If a double dip hits, these companies are doomed
The market looks like a boxer getting pummeled by his opponent. It continues to absorb blow after blow, but it’s still standing. But how long do we have to go before it falls and the referee ends the bout is anyone’s guess.
When we first started down in July, the selling had all of the earmarks of a panic. It was no surprise, then, that we were able to bounce off the lows and recover fairly strongly. Unfortunately, it wasn’t meant to last.
Last week we endured another round of selling, but something was different with this go-around. I believe we are witnessing a self-fulfilling prophecy. The market clearly is signaling that a double-dip recession is in the cards despite there being no evidence of such an economic decline.
Unfortunately, the economic recovery is fragile, and all this selling is making people nervous. Homebuyers are spooked by market volatility, and consumers, just as frightened, are likely to curtail spending. It is that fact that has me very concerned given the dependence on the consumer.
With slow economic growth, corporate profits were likely to continue growing. A strong case for stocks rallying from here would make sense. The problem for investors today is that during a recession, profits are likely to shrink.
At the moment, Wall Street analysts have been slow to discount future forecasts of earnings. With adisconnect on Wall Street between economists forecasting slow growth and analysts projecting that all is well with corporate profits, the market could be in for another leg lower.
Even if we avoid the double dip, analyst projections need to adjust lower. Given the market’s reliance on pricing stocks based on future expected cash flow, these forthcoming analyst adjustments sets up the market for another beating.
One of the stocks I follow, ValueVision (NASDAQ:VVTV) lost 30% of its value last week after reporting results that missed expectations. That loss was after the stock was already down. Clearly there is risk at the moment, and not just panic risk.
Here are three stocks to sell for the next trip down:
Hewlett-Packard
The hubris of corporate management is alive and well. When Hewlett-Packard (NYSE:HPQ) announced last week that it would be reorganizing, I knew immediately that something was amiss. Shares initially rallied on the news, creating a wonderful shorting opportunity.

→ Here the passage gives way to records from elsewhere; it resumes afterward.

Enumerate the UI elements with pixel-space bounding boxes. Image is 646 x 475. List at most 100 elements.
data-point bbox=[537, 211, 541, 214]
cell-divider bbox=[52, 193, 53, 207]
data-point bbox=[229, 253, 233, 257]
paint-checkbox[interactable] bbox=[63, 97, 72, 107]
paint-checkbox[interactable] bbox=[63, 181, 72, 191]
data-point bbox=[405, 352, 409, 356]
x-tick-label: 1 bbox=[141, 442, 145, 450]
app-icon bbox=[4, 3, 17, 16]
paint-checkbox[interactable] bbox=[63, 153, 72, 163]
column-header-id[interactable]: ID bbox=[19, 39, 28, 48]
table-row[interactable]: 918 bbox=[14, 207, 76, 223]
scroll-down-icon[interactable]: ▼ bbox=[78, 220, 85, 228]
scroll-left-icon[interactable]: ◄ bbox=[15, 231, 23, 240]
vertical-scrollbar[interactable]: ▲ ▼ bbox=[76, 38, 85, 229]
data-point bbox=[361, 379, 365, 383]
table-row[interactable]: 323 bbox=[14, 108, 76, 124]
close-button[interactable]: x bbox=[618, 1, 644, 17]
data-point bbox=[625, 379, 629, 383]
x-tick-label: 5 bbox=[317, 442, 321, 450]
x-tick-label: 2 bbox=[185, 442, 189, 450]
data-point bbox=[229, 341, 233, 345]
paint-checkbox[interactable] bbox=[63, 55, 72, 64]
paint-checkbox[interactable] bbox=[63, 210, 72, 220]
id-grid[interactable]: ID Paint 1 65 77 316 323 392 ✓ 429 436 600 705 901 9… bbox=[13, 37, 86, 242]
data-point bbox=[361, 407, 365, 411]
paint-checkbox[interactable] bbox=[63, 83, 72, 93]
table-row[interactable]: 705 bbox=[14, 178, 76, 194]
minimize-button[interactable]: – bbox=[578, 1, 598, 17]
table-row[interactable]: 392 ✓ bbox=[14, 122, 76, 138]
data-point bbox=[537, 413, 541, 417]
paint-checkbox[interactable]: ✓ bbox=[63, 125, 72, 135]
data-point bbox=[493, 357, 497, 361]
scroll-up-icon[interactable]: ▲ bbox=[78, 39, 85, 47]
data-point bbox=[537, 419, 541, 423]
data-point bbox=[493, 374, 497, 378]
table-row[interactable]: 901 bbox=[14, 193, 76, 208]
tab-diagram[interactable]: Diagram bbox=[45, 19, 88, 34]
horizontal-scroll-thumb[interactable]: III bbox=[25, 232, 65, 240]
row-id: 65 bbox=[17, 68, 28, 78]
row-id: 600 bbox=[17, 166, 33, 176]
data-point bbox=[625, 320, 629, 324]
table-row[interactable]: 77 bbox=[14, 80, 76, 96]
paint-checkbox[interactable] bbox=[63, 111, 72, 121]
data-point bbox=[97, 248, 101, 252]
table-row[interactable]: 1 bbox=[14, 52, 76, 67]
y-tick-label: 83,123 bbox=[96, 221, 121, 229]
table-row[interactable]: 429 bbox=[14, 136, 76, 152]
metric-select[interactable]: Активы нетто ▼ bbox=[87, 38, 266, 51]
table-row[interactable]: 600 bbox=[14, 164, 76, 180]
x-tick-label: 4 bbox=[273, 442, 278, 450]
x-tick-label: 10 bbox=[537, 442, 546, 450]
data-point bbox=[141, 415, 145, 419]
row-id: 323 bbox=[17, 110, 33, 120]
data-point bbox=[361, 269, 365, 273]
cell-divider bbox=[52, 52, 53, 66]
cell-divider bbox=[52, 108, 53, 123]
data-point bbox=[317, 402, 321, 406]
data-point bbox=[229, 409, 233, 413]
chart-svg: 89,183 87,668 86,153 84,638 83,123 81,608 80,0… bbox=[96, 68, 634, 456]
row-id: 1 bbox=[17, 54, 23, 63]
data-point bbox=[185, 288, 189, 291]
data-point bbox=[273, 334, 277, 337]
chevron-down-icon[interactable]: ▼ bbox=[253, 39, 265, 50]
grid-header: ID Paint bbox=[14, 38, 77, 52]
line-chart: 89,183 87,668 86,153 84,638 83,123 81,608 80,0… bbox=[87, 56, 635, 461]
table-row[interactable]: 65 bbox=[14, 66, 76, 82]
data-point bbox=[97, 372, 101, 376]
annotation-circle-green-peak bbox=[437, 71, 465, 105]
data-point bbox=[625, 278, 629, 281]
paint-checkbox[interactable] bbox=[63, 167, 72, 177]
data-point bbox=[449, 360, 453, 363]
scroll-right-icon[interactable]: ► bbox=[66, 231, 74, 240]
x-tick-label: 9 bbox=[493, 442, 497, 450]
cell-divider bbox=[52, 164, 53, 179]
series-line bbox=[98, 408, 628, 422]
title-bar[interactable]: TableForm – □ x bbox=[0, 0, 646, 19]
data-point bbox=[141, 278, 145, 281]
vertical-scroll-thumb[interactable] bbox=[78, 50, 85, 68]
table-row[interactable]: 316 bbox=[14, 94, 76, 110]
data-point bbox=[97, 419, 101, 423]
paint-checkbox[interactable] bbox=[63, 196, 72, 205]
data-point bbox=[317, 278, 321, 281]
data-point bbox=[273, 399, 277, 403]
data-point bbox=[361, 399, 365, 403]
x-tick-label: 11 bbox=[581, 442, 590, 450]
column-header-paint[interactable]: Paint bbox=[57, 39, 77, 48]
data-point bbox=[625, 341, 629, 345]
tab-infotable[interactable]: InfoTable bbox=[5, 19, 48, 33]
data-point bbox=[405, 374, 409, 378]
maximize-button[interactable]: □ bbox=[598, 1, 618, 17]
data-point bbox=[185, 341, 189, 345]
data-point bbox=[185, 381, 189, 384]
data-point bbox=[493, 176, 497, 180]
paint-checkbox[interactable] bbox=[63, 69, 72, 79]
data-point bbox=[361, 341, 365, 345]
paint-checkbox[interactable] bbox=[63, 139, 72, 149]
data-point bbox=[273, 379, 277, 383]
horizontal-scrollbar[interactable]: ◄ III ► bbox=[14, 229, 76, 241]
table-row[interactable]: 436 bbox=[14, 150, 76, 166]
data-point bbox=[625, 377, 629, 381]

When management tries to create value with gimmicks instead of innovation, investors should run for the hills. Sure enough, HPQ lost 20% of its value the very next day. It is not too late to sell. Management already is throwing in the towel by exiting the tablet computer space.
We have heard this story before. Most recently, investors could sell short Palm and Research In Motion (NASDAQ:RIMM) after an initial decline and profit handsomely. If things get worse economically, HPQ is likely to hit single digits before this ends. I would sell this stock ASAP.
La-Z-Boy
It has been a remarkable recovery for furniture maker La-Z-Boy (NYSE:LZB). A stock trading near a buck a share at the bottom of the market in March 2009, the company has rebounded to its current price of just over $7 per share. As recently as May of this year, shares were approaching $12 per share.
Fueling that recovery was a return to profitability. Analysts expect La-Z-Boy to make 69 cents per share in the fiscal year ending April 30, 2012. I can assure you that number is too high if the economy hits a brick wall, as is now expected. Wall Street has taken off 2 cents per share on that estimate in the past 30 days, but more adjustment is needed.
While it is true that if the company meets estimates, shares are cheap, the opposite is true if the company falls short. Furniture sales are tied to the housing market, which still is in disarray. I would sell this stock knowing that estimates are likely too high.
Salesforce.com
When markets collapse die hard, momentum investors hang on for dear life. They don’t like to let go of their dreams easily. In some cases, bull markets actually end with stocks going down while momentum names continue their ascent.
Of course, they ultimately flame out too from pure exhaustion. In the current market, cloud computing is all the rage, and one of the most expensive stocks in the category is Salesforce.com(NYSE:CRM). Last week, the company reported earnings that beat estimates by 4 cents per share. More interesting was the fact the company increased guidance for the future.
The news was the opposite of what was transpiring at HP, but perhaps too rosy. While it is commendable that the CEO of the company was unwavering when asked about the future, I don’t like unabated cheerleading in the face of known obstacles. One of those obstacles is a stock price that is in nosebleed territory despite the impressive operating performance of the company.
Shares of Salesforce.com trade for a whopping 85 times current-year earnings estimates. That valuation is simply too high no matter how you cut it. If and when the company does stumble, you will not want to be around to see the damage.
Given the economic uncertainty, it would be hard to see further upside in this stock. Even with the strong report last week, shares slipped in value. That is not a sign of strength. I would sell this stock before it’s too late.